Personal information
- Full name: Ryann Catherine Neushul
- Nationality: American
- Born: December 30, 1999 (age 26) Isla Vista, California, U.S.
- Height: 1.71 m (5 ft 7 in)

Sport
- Country: United States
- Sport: Water polo

Medal record
Women's water polo
Representing the United States
World Championships
| Gold medal – first place | 2019 Gwangju | Team |
| Gold medal – first place | 2022 Budapest | Team |
| Gold medal – first place | 2024 Doha | Team |
World Cup
| Gold medal – first place | 2026 Sydney |  |
Pan American Games
| Gold medal – first place | 2023 Santiago | Team |

= Ryann Neushul =

American water polo player (born 1999)

Ryann Catherine Neushul (/ˈnuːʃəl/ NOO-shəl; born December 30, 1999) is an American water polo player who played for Stanford University and the US Olympic team. On June 7, 2025, she was awarded the Peter J. Cutino Award as best women's college water polo player of the year in 2025.

==Early life and water polo career==
Ryann Neushul grew up in Isla Vista, California with her parents Peter and Cathy and two older sisters Kiley and Jamie. All three sisters played water polo growing up.

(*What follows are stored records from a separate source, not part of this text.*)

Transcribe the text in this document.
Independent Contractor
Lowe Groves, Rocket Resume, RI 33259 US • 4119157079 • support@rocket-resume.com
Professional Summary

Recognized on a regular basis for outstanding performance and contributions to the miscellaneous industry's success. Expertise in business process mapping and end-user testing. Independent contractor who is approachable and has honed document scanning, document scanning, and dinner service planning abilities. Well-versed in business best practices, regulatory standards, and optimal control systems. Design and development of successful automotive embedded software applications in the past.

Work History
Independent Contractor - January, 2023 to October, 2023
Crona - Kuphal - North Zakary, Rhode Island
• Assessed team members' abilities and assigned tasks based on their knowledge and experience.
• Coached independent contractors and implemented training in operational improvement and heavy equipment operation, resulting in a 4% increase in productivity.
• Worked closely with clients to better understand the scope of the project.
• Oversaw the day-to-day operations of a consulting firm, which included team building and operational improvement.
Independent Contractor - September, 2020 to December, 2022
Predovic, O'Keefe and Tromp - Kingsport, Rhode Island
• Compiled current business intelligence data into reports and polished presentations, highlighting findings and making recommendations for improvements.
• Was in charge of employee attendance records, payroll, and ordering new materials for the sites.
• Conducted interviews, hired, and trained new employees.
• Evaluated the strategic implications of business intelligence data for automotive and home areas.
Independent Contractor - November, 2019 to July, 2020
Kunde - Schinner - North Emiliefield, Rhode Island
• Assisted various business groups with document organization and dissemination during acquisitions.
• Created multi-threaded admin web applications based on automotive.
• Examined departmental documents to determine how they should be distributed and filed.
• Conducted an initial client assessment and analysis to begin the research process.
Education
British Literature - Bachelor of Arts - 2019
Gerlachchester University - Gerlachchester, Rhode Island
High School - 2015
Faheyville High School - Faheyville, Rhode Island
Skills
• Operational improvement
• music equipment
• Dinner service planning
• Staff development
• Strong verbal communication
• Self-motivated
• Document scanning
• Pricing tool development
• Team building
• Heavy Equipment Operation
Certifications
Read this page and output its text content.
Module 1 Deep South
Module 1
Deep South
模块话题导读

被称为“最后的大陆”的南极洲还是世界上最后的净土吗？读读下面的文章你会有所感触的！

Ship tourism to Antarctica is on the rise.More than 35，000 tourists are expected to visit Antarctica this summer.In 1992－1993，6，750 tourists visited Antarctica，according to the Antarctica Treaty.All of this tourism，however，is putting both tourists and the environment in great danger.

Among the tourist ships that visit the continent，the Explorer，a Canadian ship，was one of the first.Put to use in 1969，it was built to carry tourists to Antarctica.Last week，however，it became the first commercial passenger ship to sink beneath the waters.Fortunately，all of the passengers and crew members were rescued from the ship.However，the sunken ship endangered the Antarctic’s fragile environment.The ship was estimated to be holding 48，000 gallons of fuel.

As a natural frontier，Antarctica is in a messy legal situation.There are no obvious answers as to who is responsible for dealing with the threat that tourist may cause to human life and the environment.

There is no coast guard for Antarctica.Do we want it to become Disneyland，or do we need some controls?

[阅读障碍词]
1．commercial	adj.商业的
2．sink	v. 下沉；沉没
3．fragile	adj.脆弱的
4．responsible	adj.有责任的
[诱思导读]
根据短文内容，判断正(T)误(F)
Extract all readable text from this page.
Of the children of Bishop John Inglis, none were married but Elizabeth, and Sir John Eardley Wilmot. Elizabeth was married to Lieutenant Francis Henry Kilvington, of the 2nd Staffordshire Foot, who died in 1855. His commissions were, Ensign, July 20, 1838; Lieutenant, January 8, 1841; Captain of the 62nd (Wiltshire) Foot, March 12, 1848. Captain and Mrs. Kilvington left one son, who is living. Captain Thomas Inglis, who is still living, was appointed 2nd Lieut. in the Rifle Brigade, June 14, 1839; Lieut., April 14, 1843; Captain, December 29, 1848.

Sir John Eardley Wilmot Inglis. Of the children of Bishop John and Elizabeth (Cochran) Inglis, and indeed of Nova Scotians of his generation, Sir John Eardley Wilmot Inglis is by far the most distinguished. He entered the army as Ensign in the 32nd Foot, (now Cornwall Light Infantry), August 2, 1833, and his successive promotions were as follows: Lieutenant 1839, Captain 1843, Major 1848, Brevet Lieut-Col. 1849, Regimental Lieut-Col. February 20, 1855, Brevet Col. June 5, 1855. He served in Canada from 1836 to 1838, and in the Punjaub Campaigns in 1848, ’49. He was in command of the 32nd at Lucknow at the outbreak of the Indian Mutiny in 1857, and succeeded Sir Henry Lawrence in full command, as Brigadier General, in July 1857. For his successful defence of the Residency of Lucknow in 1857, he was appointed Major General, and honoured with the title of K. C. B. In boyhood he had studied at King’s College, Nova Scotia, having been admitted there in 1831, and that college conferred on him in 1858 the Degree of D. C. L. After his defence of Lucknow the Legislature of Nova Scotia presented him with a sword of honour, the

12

Their mother, Cathy Neushul, who coached all three sisters throughout their club careers, is now the technical director for Santa Barbara 805. Neushul played for Santa Barbara Aquatics from 2007–2018, helping her team to numerous Club Championships titles. Each of Neushul's older sisters played water polo at Stanford University, winning 3 NCAA championships, and each won an Olympic gold medal.

After graduating from Dos Pueblos High School in 2018, Neushul attended Stanford University. She is the only player in Stanford women’s water polo history to have won four NCAA titles, having played on championship-winning teams in 2019, 2022, 2023, and 2025. In the intervening years, she trained with the US national team. She played in the 2024 Paris Olympics for the US team, which finished fourth.